Five Facts About Veterans Day

This year on November 11, we will celebrate the 100th anniversary of the origination of Veterans Day. Unlike Memorial Day, Veterans Day honors all of those who have served the country whether living or dead, although it’s largely intended to thank living veterans for their sacrifices.

  1. Veterans Day originated as “Armistice Day” – named by President Woodrow Wilson on Nov. 11, 1919, which is the first anniversary of the ceasefire of World War I. In 1954, President Eisenhower officially changed the name of the holiday from  Armistice Day to Veterans Day. An armistice is a formal agreement of warring parties to stop fighting. It is not necessarily the end of a war, since it may constitute only a cessation of hostilities while an attempt is made to negotiate a lasting peace. It is derived from the Latin arma, meaning “arms” and -stitium, meaning “a stopping”.
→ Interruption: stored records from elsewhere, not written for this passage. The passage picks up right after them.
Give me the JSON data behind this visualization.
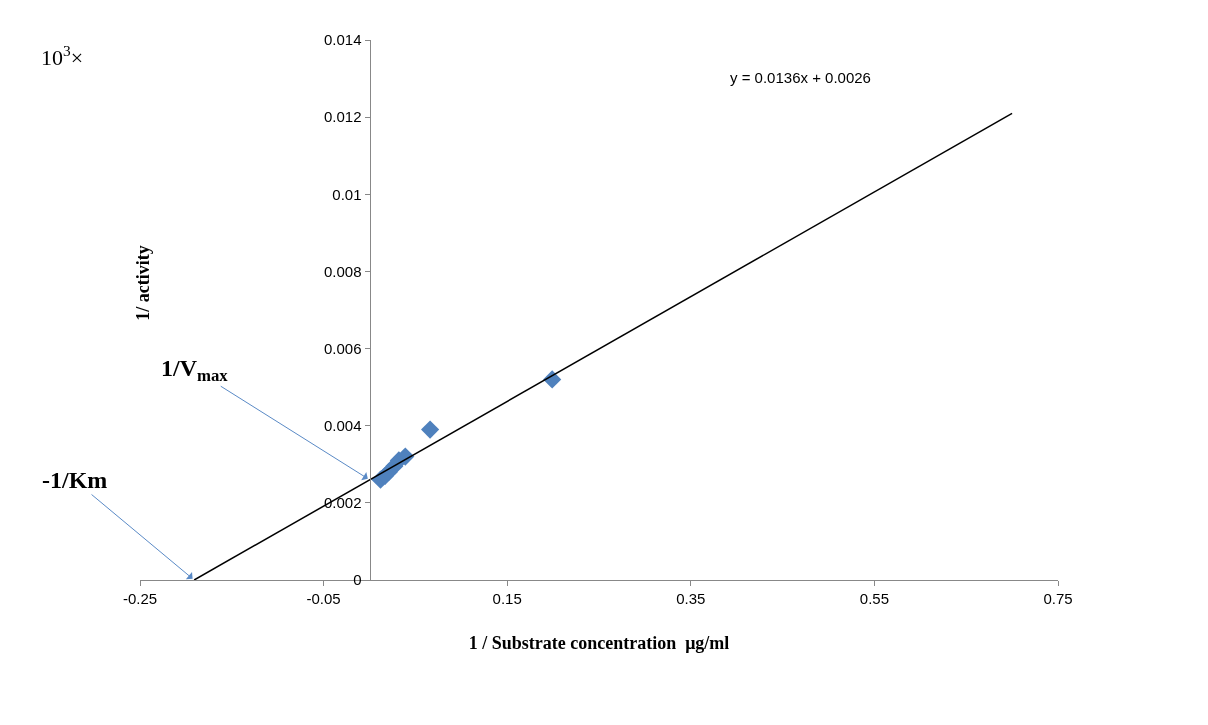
{
  "chart_data": {
    "type": "scatter",
    "xlabel": "1 / Substrate concentration  μg/ml",
    "ylabel": "1/ activity",
    "xlim": [
      -0.25,
      0.75
    ],
    "xticks": [
      -0.25,
      -0.05,
      0.15,
      0.35,
      0.55,
      0.75
    ],
    "ylim": [
      0,
      0.014
    ],
    "yticks": [
      0,
      0.002,
      0.004,
      0.006,
      0.008,
      0.01,
      0.012,
      0.014
    ],
    "marker": "diamond",
    "series": [
      {
        "color": "#4f81bd",
        "x": [
          0.012,
          0.017,
          0.021,
          0.027,
          0.032,
          0.039,
          0.066,
          0.199
        ],
        "values": [
          0.0026,
          0.0027,
          0.0028,
          0.00295,
          0.0031,
          0.0032,
          0.0039,
          0.0052
        ]
      },
      {
        "type": "line",
        "color": "#000000",
        "marker": "none",
        "x": [
          -0.191,
          0.7
        ],
        "values": [
          0,
          0.0121
        ]
      }
    ],
    "annotations": [
      "10$^{3}$×",
      "y = 0.0136x + 0.0026",
      {
        "text": "1/V$_{max}$",
        "x": 0,
        "y": 0.0026
      },
      {
        "text": "-1/Km",
        "x": -0.191,
        "y": 0
      }
    ]
  }
}
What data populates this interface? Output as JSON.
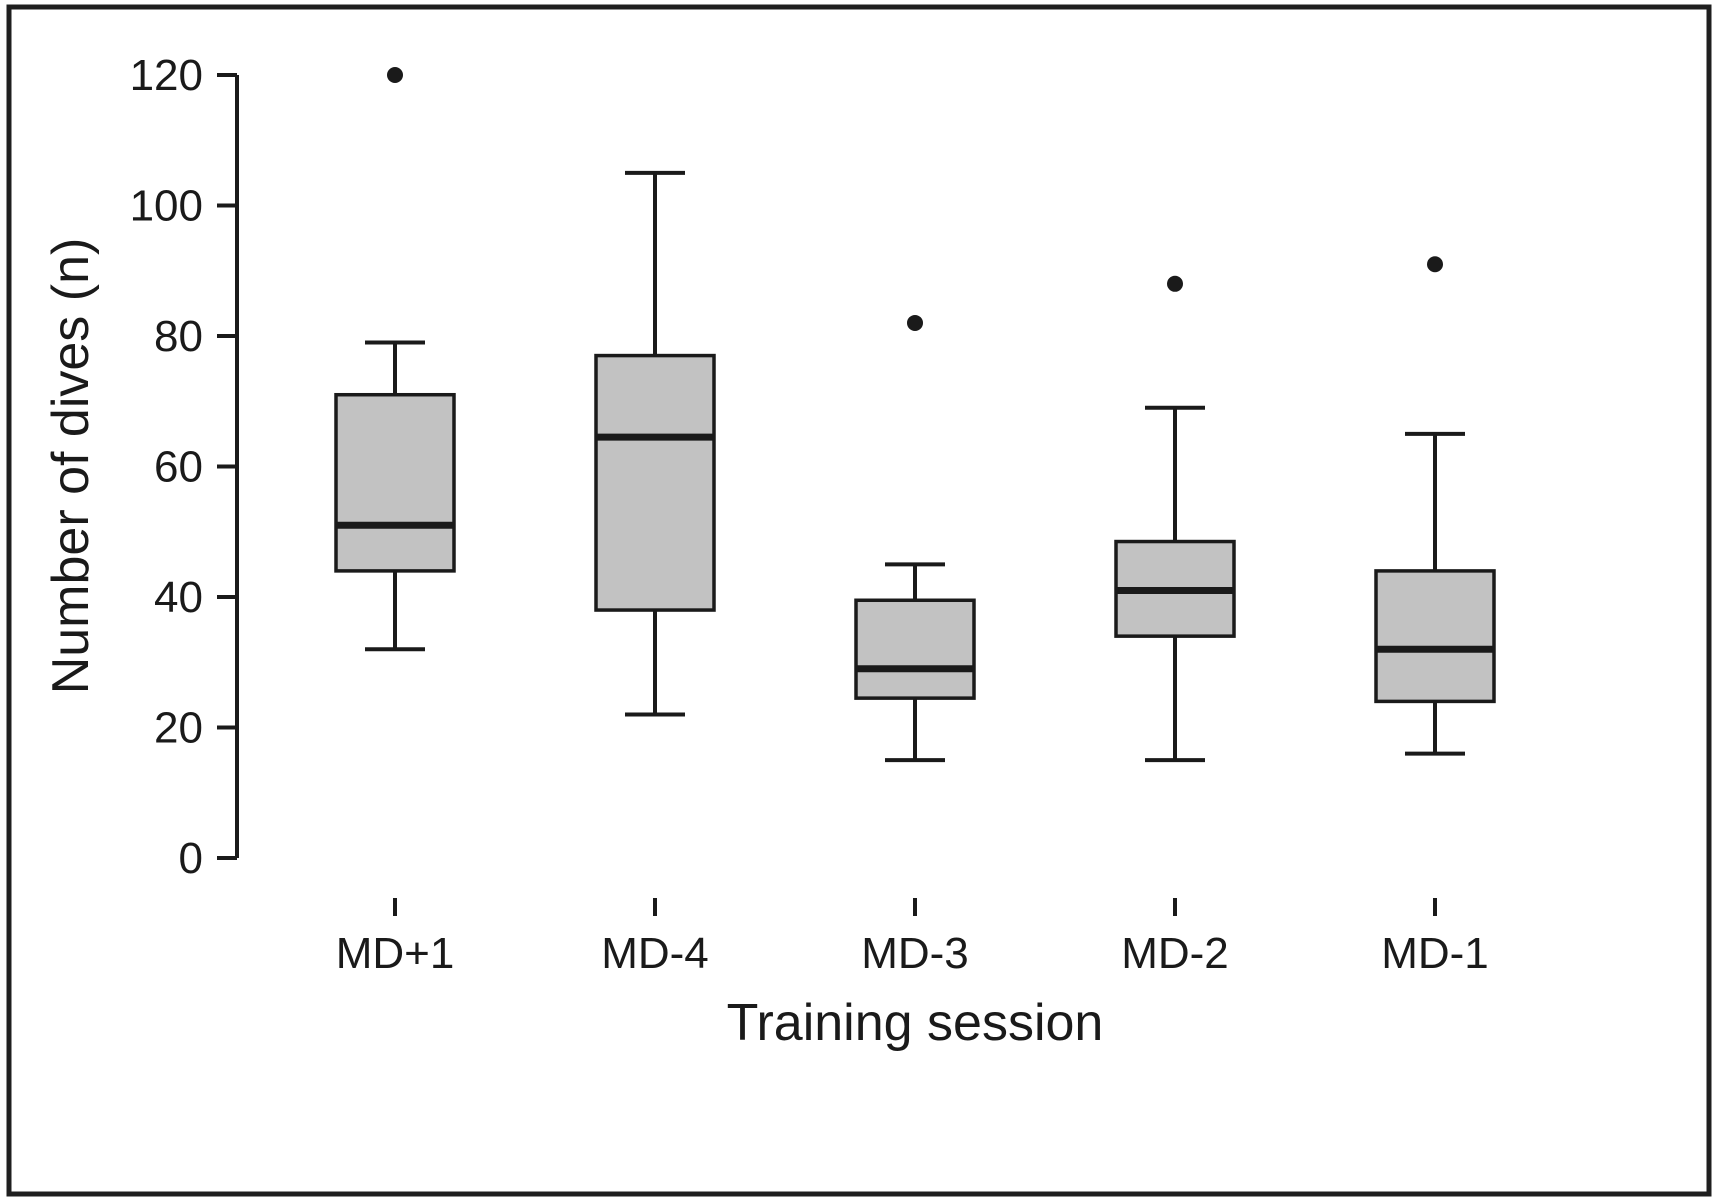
{
  "figure": {
    "y_axis_title": "Number of dives (n)",
    "x_axis_title": "Training session"
  },
  "chart_data": {
    "type": "boxplot",
    "title": "",
    "xlabel": "Training session",
    "ylabel": "Number of dives (n)",
    "ylim": [
      0,
      120
    ],
    "yticks": [
      0,
      20,
      40,
      60,
      80,
      100,
      120
    ],
    "categories": [
      "MD+1",
      "MD-4",
      "MD-3",
      "MD-2",
      "MD-1"
    ],
    "series": [
      {
        "category": "MD+1",
        "whisker_low": 32,
        "q1": 44,
        "median": 51,
        "q3": 71,
        "whisker_high": 79,
        "outliers": [
          120
        ]
      },
      {
        "category": "MD-4",
        "whisker_low": 22,
        "q1": 38,
        "median": 64.5,
        "q3": 77,
        "whisker_high": 105,
        "outliers": []
      },
      {
        "category": "MD-3",
        "whisker_low": 15,
        "q1": 24.5,
        "median": 29,
        "q3": 39.5,
        "whisker_high": 45,
        "outliers": [
          82
        ]
      },
      {
        "category": "MD-2",
        "whisker_low": 15,
        "q1": 34,
        "median": 41,
        "q3": 48.5,
        "whisker_high": 69,
        "outliers": [
          88
        ]
      },
      {
        "category": "MD-1",
        "whisker_low": 16,
        "q1": 24,
        "median": 32,
        "q3": 44,
        "whisker_high": 65,
        "outliers": [
          91
        ]
      }
    ],
    "grid": false,
    "legend": false,
    "box_fill": "#c2c2c2",
    "stroke_color": "#1a1a1a"
  }
}
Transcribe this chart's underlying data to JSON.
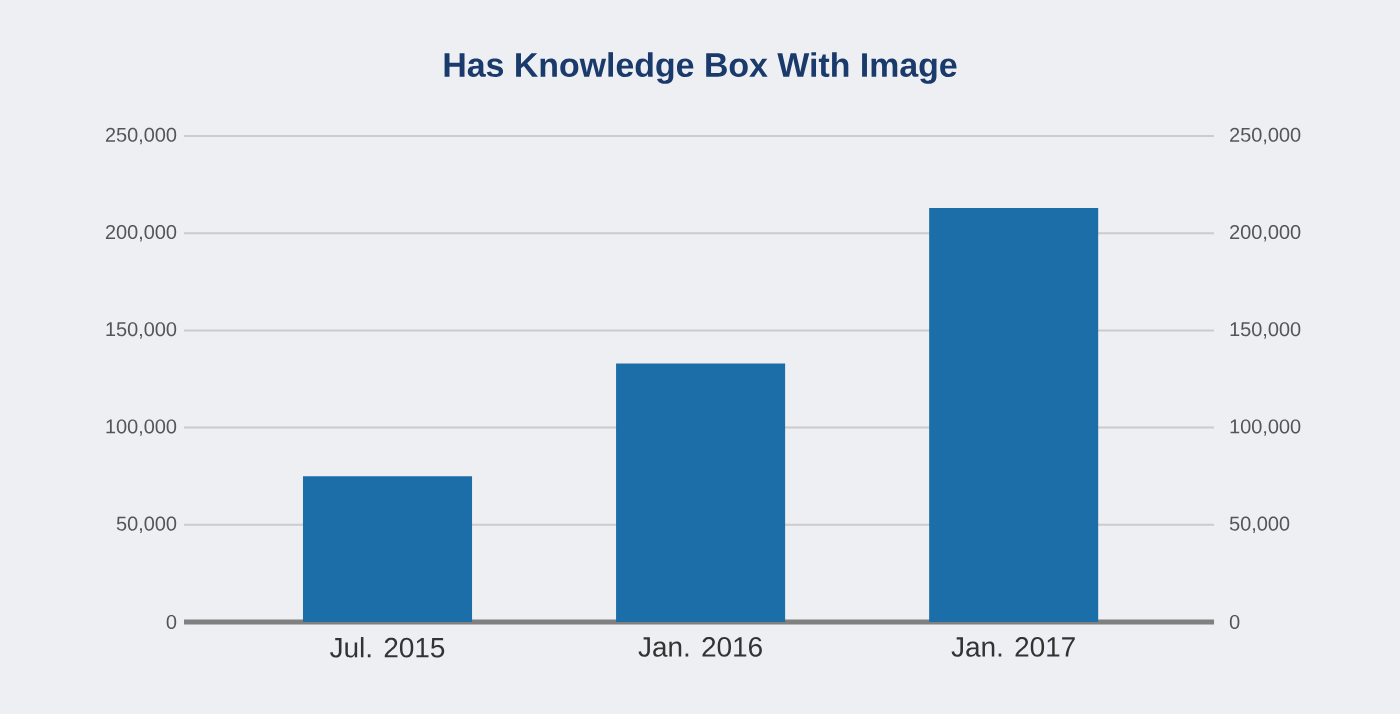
{
  "chart_data": {
    "type": "bar",
    "title": "Has Knowledge Box With Image",
    "categories": [
      "Jul. 2015",
      "Jan. 2016",
      "Jan. 2017"
    ],
    "values": [
      75000,
      133000,
      213000
    ],
    "color": "#1c6ea8",
    "ylim": [
      0,
      250000
    ],
    "yticks": [
      {
        "value": 0,
        "label": "0"
      },
      {
        "value": 50000,
        "label": "50,000"
      },
      {
        "value": 100000,
        "label": "100,000"
      },
      {
        "value": 150000,
        "label": "150,000"
      },
      {
        "value": 200000,
        "label": "200,000"
      },
      {
        "value": 250000,
        "label": "250,000"
      }
    ],
    "y2lim": [
      0,
      250000
    ],
    "y2ticks": [
      {
        "value": 0,
        "label": "0"
      },
      {
        "value": 50000,
        "label": "50,000"
      },
      {
        "value": 100000,
        "label": "100,000"
      },
      {
        "value": 150000,
        "label": "150,000"
      },
      {
        "value": 200000,
        "label": "200,000"
      },
      {
        "value": 250000,
        "label": "250,000"
      }
    ],
    "grid": "y"
  }
}
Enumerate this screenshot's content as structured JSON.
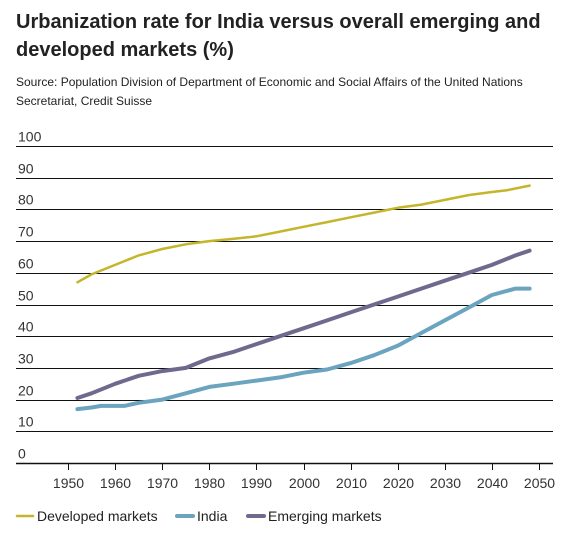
{
  "title": "Urbanization rate for India versus overall emerging and developed markets (%)",
  "source": "Source: Population Division of Department of Economic and Social Affairs of the United Nations Secretariat, Credit Suisse",
  "chart_data": {
    "type": "line",
    "title": "Urbanization rate for India versus overall emerging and developed markets (%)",
    "xlabel": "",
    "ylabel": "",
    "xlim": [
      1945,
      2052
    ],
    "ylim": [
      0,
      100
    ],
    "x_ticks": [
      1950,
      1960,
      1970,
      1980,
      1990,
      2000,
      2010,
      2020,
      2030,
      2040,
      2050
    ],
    "y_ticks": [
      0,
      10,
      20,
      30,
      40,
      50,
      60,
      70,
      80,
      90,
      100
    ],
    "grid": "horizontal",
    "legend": "bottom",
    "series": [
      {
        "name": "Developed markets",
        "color": "#C5B52B",
        "x": [
          1952,
          1955,
          1960,
          1965,
          1970,
          1975,
          1980,
          1985,
          1990,
          1995,
          2000,
          2005,
          2010,
          2015,
          2020,
          2025,
          2030,
          2035,
          2040,
          2043,
          2048
        ],
        "y": [
          57,
          59.5,
          62.5,
          65.5,
          67.5,
          69,
          70,
          70.7,
          71.5,
          73,
          74.5,
          76,
          77.5,
          79,
          80.5,
          81.5,
          83,
          84.5,
          85.5,
          86,
          87.5
        ]
      },
      {
        "name": "India",
        "color": "#6AA4BE",
        "x": [
          1952,
          1955,
          1957,
          1960,
          1962,
          1965,
          1970,
          1975,
          1980,
          1985,
          1990,
          1995,
          2000,
          2005,
          2010,
          2015,
          2020,
          2025,
          2030,
          2035,
          2040,
          2045,
          2048
        ],
        "y": [
          17,
          17.5,
          18,
          18,
          18,
          19,
          20,
          22,
          24,
          25,
          26,
          27,
          28.5,
          29.5,
          31.5,
          34,
          37,
          41,
          45,
          49,
          53,
          55,
          55
        ]
      },
      {
        "name": "Emerging markets",
        "color": "#6E6A8E",
        "x": [
          1952,
          1955,
          1960,
          1965,
          1970,
          1975,
          1980,
          1985,
          1990,
          1995,
          2000,
          2005,
          2010,
          2015,
          2020,
          2025,
          2030,
          2035,
          2040,
          2045,
          2048
        ],
        "y": [
          20.5,
          22,
          25,
          27.5,
          29,
          30,
          33,
          35,
          37.5,
          40,
          42.5,
          45,
          47.5,
          50,
          52.5,
          55,
          57.5,
          60,
          62.5,
          65.5,
          67
        ]
      }
    ]
  }
}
  2. In 1926, Congress passed a resolution for an annual observance, and it became a national holiday beginning in 1938. At this point, it was primarily a day set aside to honor veterans of World War I. In 1968, the Uniform Holidays Bill was passed by Congress, which moved the celebration of Veterans Day to the fourth Monday in October. The law went into effect in 1971, but on September 20, 1975 President Gerald Ford returned Veterans Day to November 11, due to the important historical significance of the date.
  3. Veterans Day occurs on November 11 because it is on the eleventh day of the eleventh month which is used to signify the eleventh hour of the eleventh day of the eleventh month of 1918 that signaled the end of World War I.
  4. Every year on Veterans Day, Arlington National Cemetery holds an annual memorial service. The cemetery is home to the graves of over 400,000 people almost all of whom served in the military.
  5. Great Britain, France, Australia, and Canada also commemorate the veterans of World War I and World War II on or near November 11th. World War I was a multinational effort, so it makes sense that our allies also wanted to celebrate their veterans on November 11. Canada has Remembrance Day, while Britain has Remembrance Sunday (the second Sunday of November). In Europe, Great Britain and the Commonwealth countries it is common to observe two minutes of silence at 11 a.m. every November 11th.